The art of sericulture and the fascination of Bombyx Mori, with a visit Jiangsu Fu'an Silk and Cocoon Co Ltd
One of the jewels in the crown of our trip was to be a visit to a sericulture plant and we learnt early in our planning with Jade, of Jiangsu Artall Cultural Industries, that the company owned a sericulture business near Haian, in the east of Jiangsu Province. It was a three hour drive from Nanjing, but Jade kindly organised transport and after an easy journey we arrived in the small town of Fu'anzhen in time for lunch at a little family fish restaurant. The meal was a real treat with fish soup and scorpion fish.
Afterwards we arrived at the Jiangsu Fuan Cocoon & Silk Co Ltd where we were ushered into a large reception room and met the director Mr Lu.

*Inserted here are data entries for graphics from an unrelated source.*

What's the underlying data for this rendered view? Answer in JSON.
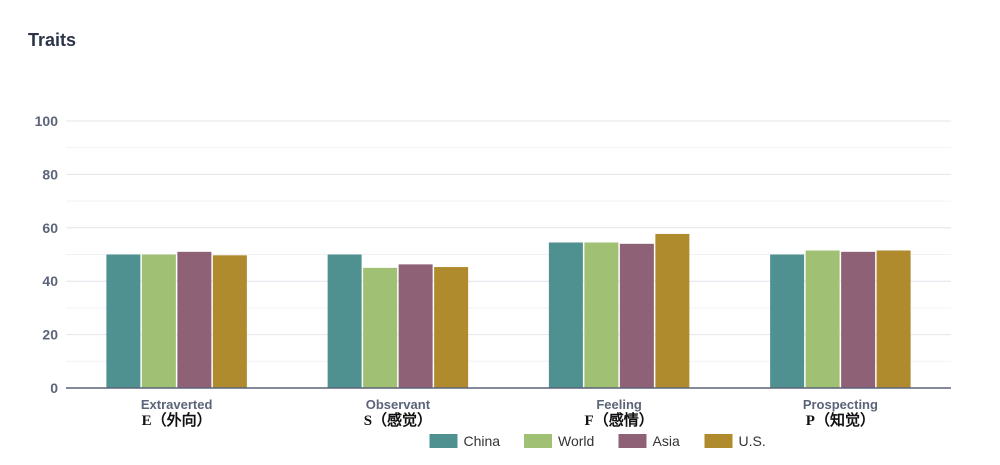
{
  "page_title": "Traits",
  "colors": {
    "China": "#4f9191",
    "World": "#a0c173",
    "Asia": "#8e6177",
    "U.S.": "#b08b2e",
    "grid": "#e2e4ea",
    "axis": "#5b6478"
  },
  "chart_data": {
    "type": "bar",
    "title": "Traits",
    "categories": [
      "Extraverted",
      "Observant",
      "Feeling",
      "Prospecting"
    ],
    "category_sublabels": [
      "E（外向）",
      "S（感觉）",
      "F（感情）",
      "P（知觉）"
    ],
    "series": [
      {
        "name": "China",
        "values": [
          50,
          50,
          54.5,
          50
        ]
      },
      {
        "name": "World",
        "values": [
          50,
          45,
          54.5,
          51.5
        ]
      },
      {
        "name": "Asia",
        "values": [
          51,
          46.3,
          54,
          51
        ]
      },
      {
        "name": "U.S.",
        "values": [
          49.7,
          45.3,
          57.7,
          51.5
        ]
      }
    ],
    "y_ticks": [
      0,
      20,
      40,
      60,
      80,
      100
    ],
    "ylim": [
      0,
      100
    ],
    "grid": true,
    "legend_position": "bottom-center",
    "xlabel": "",
    "ylabel": ""
  }
}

After a conversation with him and Jade we saw a promotional film about the company before proceeding on a whistle stop tour, spread across 5 different sites in the area around Fu'anzhen. One of the things we really wanted to see was the silkworms themselves and we’d heard that the noise of them munching on mulberry leaves could make quite a racket, something that Stuart was looking forward to recording!
First we visited the main site which focused on the spinning and weaving. There were countless machines and with several of the manufacturing processes being undertaken, including silk extraction, sorting, spinning and reeling. Each area was very loud with its own sounds of industry which we documented as we walked around. Most of the mechanised jobs were done by women with manual jobs being shared by women and men. The looms were highly mechanised, modern and mostly rapier looms, some making fabric double the width of any we had seen before. Operators were responsible for working rows of looms working simultaneously rather than just one machine. The company were producing a range of cloth, some with traditional motifs and some with modern abstracted Chinese patterns, possibly for high-end furnishing fabrics.
The second site was between the villages where we saw fields of Mulberry trees in different stages of growth. With the climate in Hai'an, plants and trees can be at any stage of the four seasons. We saw one field lush and green and ready to pick whilst an adjacent one had yellowing leaves as it was going into autumn. All were grown in quite close rows and pollarded with a row of lime trees at the edge of the fields as a shelter belt.
Nearby were the silk worm breeding sheds. Mr Lu had explained that the choice of species of silkworm and trees was very scientific having been highly developed over a long time. So when we saw the open shed with silk worms on tiered trestles covered with woven bamboo it seem quite low tech. It was fascinating to behold and you could hear the silkworms eating the mulberry leaves and see them at different stages of becoming pupae, on their way to developing cocoons. The process was all done by hand, no mechanisation in sight.
As we drove to the next site it was great to see the area's rural ways of life with many people working the fields and going about their daily business. We arrived at a large warehouse with huge piles of baskets and sacks of cocoons where they were being dried and stored. Once dried they were then ready for the process of extracting the silk from the cocoon.
We really appreciated the visit, it was an enlightening experience for our project and our understanding of sericulture and silk production.